Le défi logistique est colossal. Selon les chiffres américains et pour l'ensemble des troupes de la coalition, il s'agit de retirer en trois ans : 72.000 véhicules et 150.000 conteneurs, tout en rendant 1300 emprises. Les logisticiens américains ont calculé que cela signifiait enlever un équipement toutes les sept minutes et 150 conteneurs par jour pendant trois ans... A côté, la question du rapatriement de dizaines de milliers d'hommes semble être un jeu d'enfant.

 

Par où passer ? Les deux routes qui partent de l'Afghanistan vers le Pakistan (Khyber Pass au Nord et Quetta au Sud) sont fermées depuis cinq mois par les autorités pakistanaises et nul ne sait quand elles réouvriront...  La route du nord n'est pas plus simple. Même si les Russes acceptent le transit par leur territoire, il faut d'abord arriver en Russie. Et donc traverser des Républiques d'Asie centrale : Ouzbekistan, Tadjikistan, Kirghizistan et Kazakhstan.
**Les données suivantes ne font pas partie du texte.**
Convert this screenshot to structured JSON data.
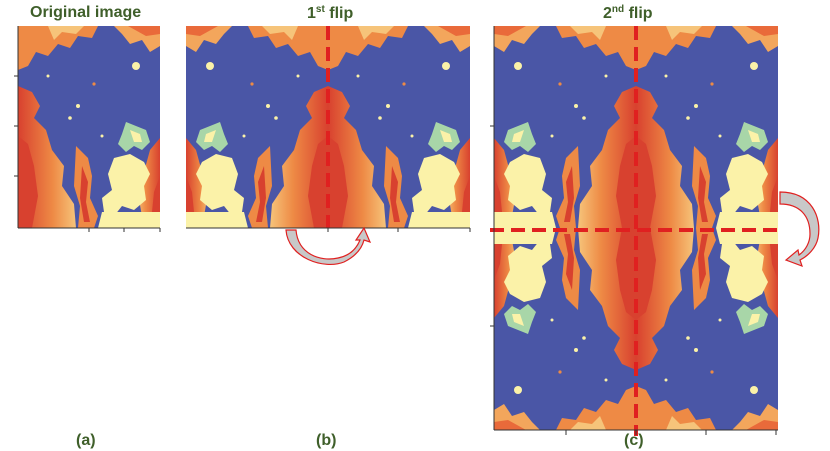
{
  "panels": [
    {
      "id": "a",
      "title": "Original image",
      "caption": "(a)"
    },
    {
      "id": "b",
      "title_main": "1",
      "title_sup": "st",
      "title_rest": " flip",
      "caption": "(b)"
    },
    {
      "id": "c",
      "title_main": "2",
      "title_sup": "nd",
      "title_rest": " flip",
      "caption": "(c)"
    }
  ],
  "colors": {
    "background_blue": "#4a56a6",
    "fire_red": "#d8412f",
    "fire_orange": "#ee8a45",
    "fire_light": "#f6c47a",
    "pale_yellow": "#fbf2a8",
    "green_tint": "#a8d6a8",
    "flip_line": "#e02020",
    "arrow_fill": "#c8c8c8"
  }
}
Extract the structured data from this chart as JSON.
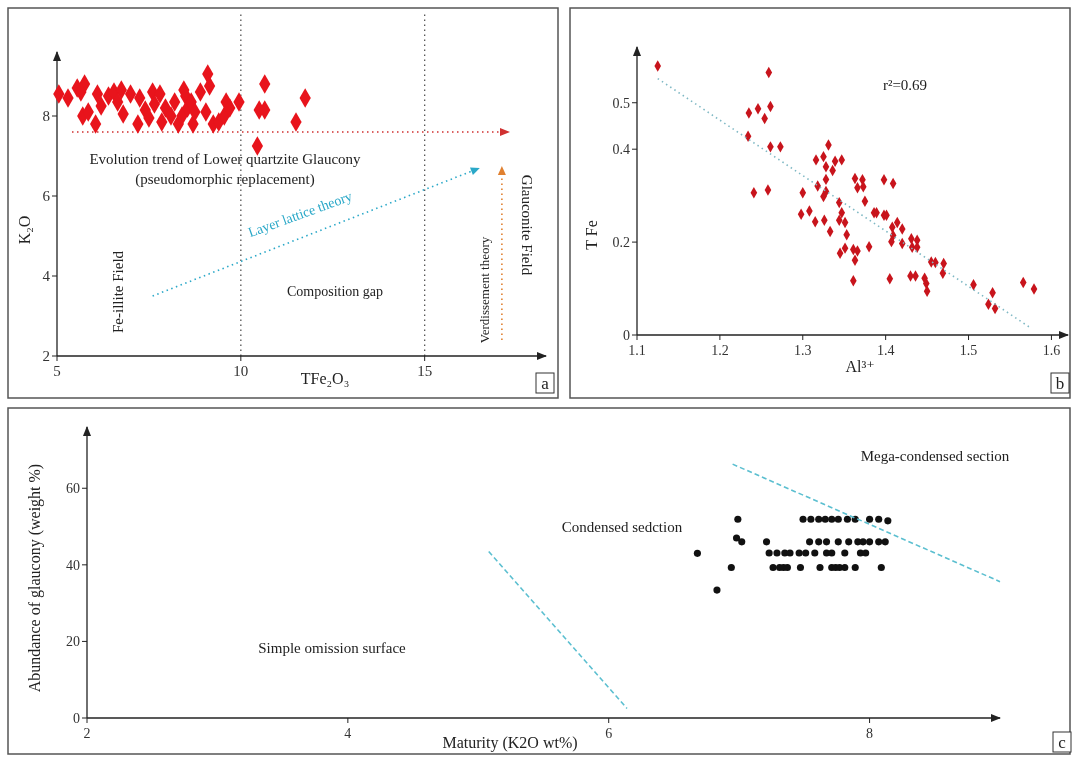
{
  "chart_data": [
    {
      "type": "scatter",
      "xlabel": "TFe₂O₃",
      "ylabel": "K₂O",
      "xlim": [
        5,
        18.3
      ],
      "ylim": [
        2,
        9.6
      ],
      "xticks": [
        5,
        10,
        15
      ],
      "yticks": [
        2,
        4,
        6,
        8
      ],
      "ref_lines": [
        {
          "axis": "y",
          "value": 7.6,
          "color": "#d03030",
          "line_style": "dotted"
        },
        {
          "axis": "x",
          "value": 10,
          "color": "#555555",
          "line_style": "dotted"
        },
        {
          "axis": "x",
          "value": 15,
          "color": "#555555",
          "line_style": "dotted"
        }
      ],
      "annotations": [
        "Evolution trend of Lower quartzite Glaucony\n(pseudomorphic replacement)",
        "Layer lattice theory",
        "Fe-illite Field",
        "Composition gap",
        "Verdissement theory",
        "Glauconite Field",
        "a"
      ],
      "series": [
        {
          "color": "#e8141c",
          "marker": "diamond",
          "x": [
            5.05,
            5.3,
            5.55,
            5.75,
            5.65,
            5.7,
            5.85,
            6.05,
            6.1,
            6.2,
            6.4,
            6.55,
            6.75,
            6.65,
            6.8,
            7.0,
            7.2,
            7.25,
            7.4,
            7.5,
            7.6,
            7.65,
            7.8,
            7.85,
            7.95,
            8.1,
            8.2,
            8.3,
            8.45,
            8.5,
            8.4,
            8.55,
            8.65,
            8.7,
            8.75,
            8.9,
            9.05,
            9.1,
            9.15,
            9.25,
            9.4,
            9.55,
            9.6,
            9.7,
            9.95,
            10.45,
            10.5,
            10.65,
            10.65,
            11.5,
            11.75
          ],
          "values": [
            8.55,
            8.45,
            8.7,
            8.8,
            8.6,
            8.0,
            8.1,
            7.8,
            8.55,
            8.25,
            8.5,
            8.6,
            8.65,
            8.35,
            8.05,
            8.55,
            7.8,
            8.45,
            8.15,
            7.95,
            8.6,
            8.3,
            8.55,
            7.85,
            8.2,
            8.0,
            8.35,
            7.8,
            8.65,
            8.5,
            8.0,
            8.2,
            8.35,
            7.8,
            8.1,
            8.6,
            8.1,
            9.05,
            8.75,
            7.8,
            7.85,
            8.0,
            8.35,
            8.2,
            8.35,
            7.25,
            8.15,
            8.8,
            8.15,
            7.85,
            8.45
          ]
        }
      ]
    },
    {
      "type": "scatter",
      "xlabel": "Al³⁺",
      "ylabel": "T Fe",
      "xlim": [
        1.1,
        1.62
      ],
      "ylim": [
        0,
        0.62
      ],
      "xticks": [
        1.1,
        1.2,
        1.3,
        1.4,
        1.5,
        1.6
      ],
      "yticks": [
        0,
        0.2,
        0.4,
        0.5
      ],
      "annotations": [
        "r²=0.69",
        "b"
      ],
      "series": [
        {
          "color": "#c8141c",
          "marker": "diamond",
          "x": [
            1.125,
            1.259,
            1.235,
            1.246,
            1.254,
            1.261,
            1.234,
            1.261,
            1.273,
            1.241,
            1.258,
            1.331,
            1.316,
            1.325,
            1.347,
            1.339,
            1.328,
            1.336,
            1.328,
            1.318,
            1.325,
            1.328,
            1.3,
            1.298,
            1.308,
            1.315,
            1.326,
            1.333,
            1.344,
            1.347,
            1.344,
            1.351,
            1.353,
            1.345,
            1.351,
            1.361,
            1.366,
            1.363,
            1.361,
            1.363,
            1.372,
            1.366,
            1.373,
            1.375,
            1.38,
            1.386,
            1.389,
            1.398,
            1.401,
            1.398,
            1.409,
            1.414,
            1.408,
            1.409,
            1.407,
            1.42,
            1.42,
            1.405,
            1.431,
            1.438,
            1.432,
            1.438,
            1.43,
            1.436,
            1.447,
            1.449,
            1.45,
            1.455,
            1.46,
            1.47,
            1.469,
            1.506,
            1.524,
            1.529,
            1.532,
            1.566,
            1.579
          ],
          "values": [
            0.579,
            0.565,
            0.478,
            0.487,
            0.466,
            0.492,
            0.428,
            0.405,
            0.405,
            0.306,
            0.312,
            0.409,
            0.377,
            0.384,
            0.377,
            0.374,
            0.362,
            0.354,
            0.335,
            0.321,
            0.298,
            0.309,
            0.306,
            0.26,
            0.267,
            0.244,
            0.247,
            0.223,
            0.285,
            0.263,
            0.247,
            0.242,
            0.216,
            0.176,
            0.187,
            0.184,
            0.181,
            0.161,
            0.117,
            0.337,
            0.334,
            0.317,
            0.319,
            0.288,
            0.19,
            0.263,
            0.263,
            0.258,
            0.258,
            0.334,
            0.326,
            0.242,
            0.232,
            0.214,
            0.201,
            0.228,
            0.197,
            0.121,
            0.207,
            0.204,
            0.189,
            0.189,
            0.127,
            0.127,
            0.122,
            0.111,
            0.094,
            0.157,
            0.156,
            0.154,
            0.133,
            0.108,
            0.066,
            0.091,
            0.057,
            0.113,
            0.099
          ]
        },
        {
          "type": "line",
          "color": "#7fb8c4",
          "line_style": "dotted",
          "x": [
            1.125,
            1.576
          ],
          "values": [
            0.552,
            0.014
          ]
        }
      ]
    },
    {
      "type": "scatter",
      "xlabel": "Maturity (K2O wt%)",
      "ylabel": "Abundance of glaucony (weight %)",
      "xlim": [
        2,
        9
      ],
      "ylim": [
        0,
        76
      ],
      "xticks": [
        2,
        4,
        6,
        8
      ],
      "yticks": [
        0,
        20,
        40,
        60
      ],
      "annotations": [
        "Mega-condensed section",
        "Condensed sedction",
        "Simple omission surface",
        "c"
      ],
      "series": [
        {
          "color": "#111111",
          "marker": "circle",
          "x": [
            6.99,
            7.49,
            7.55,
            7.61,
            7.66,
            7.71,
            7.76,
            7.83,
            7.89,
            8.0,
            8.07,
            8.14,
            6.98,
            7.02,
            7.21,
            7.54,
            7.61,
            7.67,
            7.76,
            7.84,
            7.91,
            7.95,
            8.0,
            8.07,
            8.12,
            6.68,
            7.23,
            7.29,
            7.35,
            7.39,
            7.46,
            7.51,
            7.58,
            7.67,
            7.71,
            7.81,
            7.93,
            7.97,
            6.94,
            7.26,
            7.31,
            7.34,
            7.37,
            7.47,
            7.62,
            7.71,
            7.74,
            7.77,
            7.81,
            7.89,
            8.09,
            6.83
          ],
          "values": [
            51.9,
            51.9,
            51.9,
            51.9,
            51.9,
            51.9,
            51.9,
            51.9,
            51.9,
            51.9,
            51.9,
            51.5,
            47,
            46,
            46,
            46,
            46,
            46,
            46,
            46,
            46,
            46,
            46,
            46,
            46,
            43,
            43.1,
            43.1,
            43.1,
            43.1,
            43.1,
            43.1,
            43.1,
            43.1,
            43.1,
            43.1,
            43.1,
            43.1,
            39.3,
            39.3,
            39.3,
            39.3,
            39.3,
            39.3,
            39.3,
            39.3,
            39.3,
            39.3,
            39.3,
            39.3,
            39.3,
            33.4
          ]
        },
        {
          "type": "line",
          "color": "#5bbfd0",
          "line_style": "dashed",
          "x": [
            5.08,
            6.14
          ],
          "values": [
            43.5,
            2.5
          ]
        },
        {
          "type": "line",
          "color": "#5bbfd0",
          "line_style": "dashed",
          "x": [
            6.95,
            9.0
          ],
          "values": [
            66.3,
            35.6
          ]
        }
      ]
    }
  ]
}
Pas simple dans tous les cas et forcément couteux...

 

Pour l'heure, la solution la plus simple semble être, pour la France, un "brouettage" aérien dans deux directions. La première est déjà utilisée : en avion gros porteur jusqu'à Abu Dhabi puis par la mer. L'autre reste à mettre en place : en gros porteur jusqu'en Russie ou au Kazakhstan, puis par la route ou mieux, le rail.

 

Quoi qu'il en soit, cette affaire prendra du temps. Dans les armées, on estime aujourd'hui que si le pouvoir politique l'exigeait, le délai pourrait être raccourci "de quelques mois au plus, pas plus de six, si l'on veut faire les choses de façon sécurisée et à condition que les routes pakistanaises soient réouvertes".